Moore sees challenges ahead once the ban is lifted. “I think the lower ranks are OK with it. Like when ‘don’t ask, don’t tell’ was repealed, they were able to assimilate more easily than the higher ranks. But we’ve had women in the military for 60 or 70 years now, and sexual assaults are on the rise. There was compatibility for 60 years, so what’s different now?” she says.
“The military is really driven by this binary mentality, where you have to be either-or. There’s no place for this opera stage of ambiguity,” Moore adds.
Yet the military often has been ahead of the rest of society on social issues, such as desegregation.
“I have found on average the military is more accepting of the people you work with,” Robin says. “Once you’ve worked alongside somebody and put your life in their hands, they do tend to take care of their own in a way you can’t explain to those who’ve never experienced that.”
The language coming out of the Department of Defense is unwavering in its support for a more open, diverse armed forces (“Transgender men and women in uniform have been there with us, even as they often had to serve in silence alongside their fellow comrades in arms,” a July statement from Carter reads. “We have transgender soldiers, sailors, airmen, and Marines—real, patriotic Americans—who I know are being hurt by an outdated, confusing, inconsistent approach that’s contrary to our value of service and individual merit”).
However, the situation among the rank and file might prove more prickly. Not only are reports of sexual assaults in the military on the rise, but as the Defense Department has moved toward allowing more females to be ground troops, there’s been a backlash of resentment from male soldiers who claim their female counterparts are getting pregnant while on deployment, in order to go home.
Simone recalls the racism and sexism of her fellow, mostly white, soldiers back when she was stationed in Panama, though it was not even during wartime. The soldiers referred to Panamanians with racial slurs. “They didn’t respect the women,” she says. “They just wanted to have sex with them.”

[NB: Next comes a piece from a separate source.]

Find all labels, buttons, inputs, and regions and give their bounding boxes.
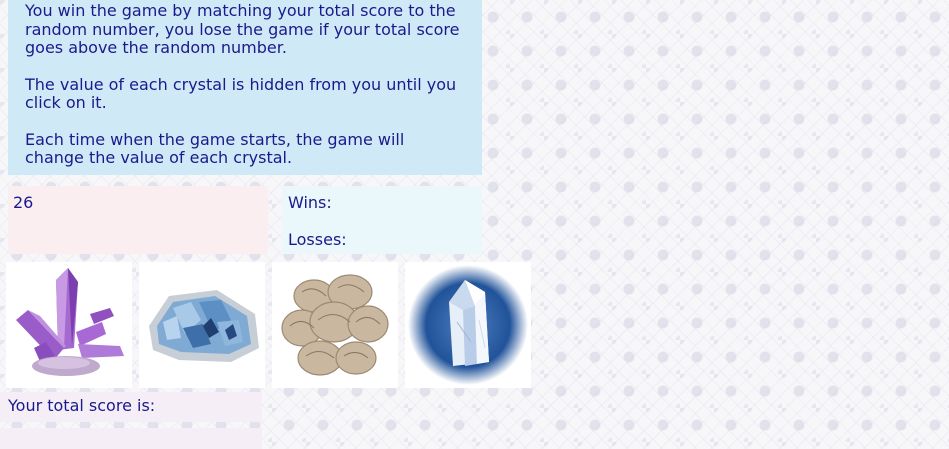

Recently, at her job, she was doing intake on a homeless veteran. When she looked at his information, she realized they had served together, in Panama.
“Usually, you would say something about that. You’d bond with them,” Simone says. “But at the time there were only a couple of women on the base. So what was I going to say? He would have remembered me. I couldn’t bring myself to get into all of that.”